Całość działa zupełnie inaczej niż Google i dzięki temu może być naprawdę przydatna.
Przykładowo jadąc do Londynu w Google możemy co najwyżej napisać 'hotels London' i pojawi się nam lista hoteli. Jednak będzie ona posegregowana przez specjalistów SEO. Hotel który zapłacił najwięcej za pozycjonowanie będzie najwyżej w wynikach. Opinie przy hotelach też niewiele pomagają bo najczęściej są one dodawane przez właściciela lub kupowane grupowo w ramach pozycjonowania SEO gdzie ktoś zobowiązuje się dodać 100 opinii pozytywnych w kilku językach w zadanym okresie czasu. Nikt chyba nie wierzy że wyniki na pierwszej stronie Google trafiły tam bez udziału SEO
W przypadku Facebooka można będzie zapytać znajomych oraz ich znajomych czy znają dobry hotel. Na to żaden specjalista SEO nic nie poradzi. Bo nie jest on naszym znajomym.

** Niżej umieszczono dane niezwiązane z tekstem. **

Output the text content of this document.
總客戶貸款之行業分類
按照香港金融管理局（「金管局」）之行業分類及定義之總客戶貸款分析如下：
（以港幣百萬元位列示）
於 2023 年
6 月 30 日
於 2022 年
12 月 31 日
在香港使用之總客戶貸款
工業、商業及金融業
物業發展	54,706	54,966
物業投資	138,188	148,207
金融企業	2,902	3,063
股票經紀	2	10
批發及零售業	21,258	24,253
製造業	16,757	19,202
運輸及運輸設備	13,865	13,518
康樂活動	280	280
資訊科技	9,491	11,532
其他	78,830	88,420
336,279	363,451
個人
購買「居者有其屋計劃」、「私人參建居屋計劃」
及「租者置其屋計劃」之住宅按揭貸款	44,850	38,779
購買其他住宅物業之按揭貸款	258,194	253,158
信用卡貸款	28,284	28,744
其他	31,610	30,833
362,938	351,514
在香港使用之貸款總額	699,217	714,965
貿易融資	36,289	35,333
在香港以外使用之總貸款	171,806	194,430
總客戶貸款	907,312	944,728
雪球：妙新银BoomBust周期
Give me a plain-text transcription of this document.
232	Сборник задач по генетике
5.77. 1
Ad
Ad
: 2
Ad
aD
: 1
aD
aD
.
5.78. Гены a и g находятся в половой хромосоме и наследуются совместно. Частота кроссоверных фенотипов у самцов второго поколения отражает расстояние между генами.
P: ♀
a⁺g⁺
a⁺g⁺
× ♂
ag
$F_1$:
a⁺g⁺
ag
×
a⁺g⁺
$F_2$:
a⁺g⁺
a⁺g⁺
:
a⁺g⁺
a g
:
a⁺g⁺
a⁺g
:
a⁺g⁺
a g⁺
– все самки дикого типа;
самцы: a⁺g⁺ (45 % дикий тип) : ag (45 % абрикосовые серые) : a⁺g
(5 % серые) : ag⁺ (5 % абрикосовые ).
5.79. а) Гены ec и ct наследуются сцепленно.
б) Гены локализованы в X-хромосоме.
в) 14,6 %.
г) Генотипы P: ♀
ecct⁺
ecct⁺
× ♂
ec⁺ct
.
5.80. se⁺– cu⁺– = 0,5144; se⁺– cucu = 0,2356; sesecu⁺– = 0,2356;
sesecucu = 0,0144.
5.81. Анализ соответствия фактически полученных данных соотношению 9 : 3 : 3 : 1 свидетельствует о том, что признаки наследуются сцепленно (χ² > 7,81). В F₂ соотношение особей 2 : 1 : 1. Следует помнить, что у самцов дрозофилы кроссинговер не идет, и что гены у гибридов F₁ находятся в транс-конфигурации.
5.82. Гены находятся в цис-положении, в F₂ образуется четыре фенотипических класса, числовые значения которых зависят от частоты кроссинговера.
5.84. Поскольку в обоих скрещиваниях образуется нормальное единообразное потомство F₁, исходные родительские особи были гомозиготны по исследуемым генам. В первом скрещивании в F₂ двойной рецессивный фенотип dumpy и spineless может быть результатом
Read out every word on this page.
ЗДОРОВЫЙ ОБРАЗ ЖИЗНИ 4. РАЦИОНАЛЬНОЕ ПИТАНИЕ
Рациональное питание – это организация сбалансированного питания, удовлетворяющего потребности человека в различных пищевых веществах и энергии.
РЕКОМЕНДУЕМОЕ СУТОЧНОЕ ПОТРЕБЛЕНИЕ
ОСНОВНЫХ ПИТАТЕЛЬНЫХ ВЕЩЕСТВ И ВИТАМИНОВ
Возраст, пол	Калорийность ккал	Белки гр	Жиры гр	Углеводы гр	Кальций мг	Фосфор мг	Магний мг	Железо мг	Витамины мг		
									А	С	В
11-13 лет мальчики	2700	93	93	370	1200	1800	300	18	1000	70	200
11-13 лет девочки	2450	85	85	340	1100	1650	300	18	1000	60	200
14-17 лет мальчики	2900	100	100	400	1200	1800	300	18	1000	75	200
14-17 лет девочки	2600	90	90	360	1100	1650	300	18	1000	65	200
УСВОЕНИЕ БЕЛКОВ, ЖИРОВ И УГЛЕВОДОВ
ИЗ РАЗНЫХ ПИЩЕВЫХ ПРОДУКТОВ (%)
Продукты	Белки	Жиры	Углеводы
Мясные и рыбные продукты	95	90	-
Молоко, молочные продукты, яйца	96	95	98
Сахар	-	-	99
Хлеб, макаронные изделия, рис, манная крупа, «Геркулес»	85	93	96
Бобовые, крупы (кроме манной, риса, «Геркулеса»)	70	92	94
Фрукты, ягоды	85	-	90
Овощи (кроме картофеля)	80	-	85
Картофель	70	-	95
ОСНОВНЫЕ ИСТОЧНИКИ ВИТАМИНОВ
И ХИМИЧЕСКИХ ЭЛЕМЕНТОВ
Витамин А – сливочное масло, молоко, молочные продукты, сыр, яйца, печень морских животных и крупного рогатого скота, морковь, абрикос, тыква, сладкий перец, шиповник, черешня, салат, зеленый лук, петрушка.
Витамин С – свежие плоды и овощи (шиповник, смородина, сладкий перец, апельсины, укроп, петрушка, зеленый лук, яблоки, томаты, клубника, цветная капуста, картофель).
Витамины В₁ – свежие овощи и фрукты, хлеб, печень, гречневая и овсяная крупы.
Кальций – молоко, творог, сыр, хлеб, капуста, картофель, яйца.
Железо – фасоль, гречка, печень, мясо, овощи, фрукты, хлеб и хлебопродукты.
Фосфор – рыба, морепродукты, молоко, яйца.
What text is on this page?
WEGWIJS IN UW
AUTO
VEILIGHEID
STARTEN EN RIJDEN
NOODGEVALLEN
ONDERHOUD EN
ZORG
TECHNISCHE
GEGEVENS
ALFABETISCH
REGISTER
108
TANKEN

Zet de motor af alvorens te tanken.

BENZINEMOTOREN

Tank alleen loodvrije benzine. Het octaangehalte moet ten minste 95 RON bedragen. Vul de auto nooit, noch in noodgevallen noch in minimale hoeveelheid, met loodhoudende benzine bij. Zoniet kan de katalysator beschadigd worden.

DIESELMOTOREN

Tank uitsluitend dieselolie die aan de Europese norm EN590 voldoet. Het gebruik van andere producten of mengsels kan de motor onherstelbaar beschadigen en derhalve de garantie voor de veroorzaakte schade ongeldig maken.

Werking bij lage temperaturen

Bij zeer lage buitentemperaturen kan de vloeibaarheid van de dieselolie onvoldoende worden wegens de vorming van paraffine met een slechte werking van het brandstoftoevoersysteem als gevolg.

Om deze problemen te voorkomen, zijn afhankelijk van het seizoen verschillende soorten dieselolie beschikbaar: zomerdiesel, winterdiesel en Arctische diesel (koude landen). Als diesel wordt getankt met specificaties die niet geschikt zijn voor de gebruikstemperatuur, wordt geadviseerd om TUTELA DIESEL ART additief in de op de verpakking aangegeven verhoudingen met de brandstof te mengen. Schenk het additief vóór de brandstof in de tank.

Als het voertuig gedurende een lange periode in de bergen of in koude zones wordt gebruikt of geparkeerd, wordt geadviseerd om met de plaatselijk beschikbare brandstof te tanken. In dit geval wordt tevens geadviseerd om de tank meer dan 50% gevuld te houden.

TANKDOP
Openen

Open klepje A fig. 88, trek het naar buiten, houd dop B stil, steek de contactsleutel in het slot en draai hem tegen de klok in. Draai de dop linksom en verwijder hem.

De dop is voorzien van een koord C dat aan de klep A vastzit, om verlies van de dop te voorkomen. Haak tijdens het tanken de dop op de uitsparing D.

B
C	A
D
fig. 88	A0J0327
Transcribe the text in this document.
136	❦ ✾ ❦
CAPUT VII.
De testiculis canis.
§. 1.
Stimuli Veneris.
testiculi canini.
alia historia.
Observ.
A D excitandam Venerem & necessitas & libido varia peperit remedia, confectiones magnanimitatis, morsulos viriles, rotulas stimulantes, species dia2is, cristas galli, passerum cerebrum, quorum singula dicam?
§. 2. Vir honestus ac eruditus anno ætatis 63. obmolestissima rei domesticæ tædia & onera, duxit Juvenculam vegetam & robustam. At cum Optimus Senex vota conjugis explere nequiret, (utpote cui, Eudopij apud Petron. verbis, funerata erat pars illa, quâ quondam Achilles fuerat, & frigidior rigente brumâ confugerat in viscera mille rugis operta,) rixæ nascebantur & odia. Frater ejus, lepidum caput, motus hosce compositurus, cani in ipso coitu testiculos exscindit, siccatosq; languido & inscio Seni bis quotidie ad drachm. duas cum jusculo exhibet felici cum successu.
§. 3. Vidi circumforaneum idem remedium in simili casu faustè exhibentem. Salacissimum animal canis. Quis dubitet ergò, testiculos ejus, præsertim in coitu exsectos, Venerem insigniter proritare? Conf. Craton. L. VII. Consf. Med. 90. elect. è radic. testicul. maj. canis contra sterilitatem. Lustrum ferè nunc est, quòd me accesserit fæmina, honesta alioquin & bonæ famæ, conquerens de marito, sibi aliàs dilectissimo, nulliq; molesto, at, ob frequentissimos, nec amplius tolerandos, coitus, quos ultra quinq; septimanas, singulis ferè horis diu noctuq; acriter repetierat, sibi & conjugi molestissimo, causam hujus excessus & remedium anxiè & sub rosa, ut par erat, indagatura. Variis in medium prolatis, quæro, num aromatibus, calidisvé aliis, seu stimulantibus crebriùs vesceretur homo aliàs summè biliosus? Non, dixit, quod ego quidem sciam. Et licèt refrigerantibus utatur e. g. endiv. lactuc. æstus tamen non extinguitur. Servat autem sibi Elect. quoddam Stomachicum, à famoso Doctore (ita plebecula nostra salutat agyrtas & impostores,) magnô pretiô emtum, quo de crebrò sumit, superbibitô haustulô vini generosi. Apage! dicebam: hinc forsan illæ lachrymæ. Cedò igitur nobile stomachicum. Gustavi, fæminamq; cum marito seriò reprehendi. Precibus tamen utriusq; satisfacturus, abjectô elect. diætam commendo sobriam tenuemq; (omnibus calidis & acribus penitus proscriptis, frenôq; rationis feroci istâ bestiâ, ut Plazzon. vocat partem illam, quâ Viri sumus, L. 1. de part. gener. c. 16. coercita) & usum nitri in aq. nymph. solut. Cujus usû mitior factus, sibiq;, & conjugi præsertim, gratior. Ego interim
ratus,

'Hotele w londynie które polecają moi znajomi lub ich znajomi'
Jeszcze latwiejsza opcja szpiegowania? Jak dla mnie OK.
Co do tych Hoteli o ktorych pisal arval to roznie z tym moze byc. Wystarczy spojrzec na promocje typu zalajkuj nasz profil i dostaniesz rabat 5%. Czy ma to przelozenie na usatysfakcjonowanych ludzi, ktorzy byli w tym hotelu? Poza tym lajkowanie tego samego co znajomi tez jest w modzie.
Co do tych Hoteli o ktorych pisal arval to roznie z tym moze byc. Wystarczy spojrzec na promocje typu zalajkuj nasz profil i dostaniesz rabat 5%. Czy ma to przelozenie na usatysfakcjonowanych ludzi, ktorzy byli w tym hotelu? Poza tym lajkowanie tego samego co znajomi tez jest w modzie.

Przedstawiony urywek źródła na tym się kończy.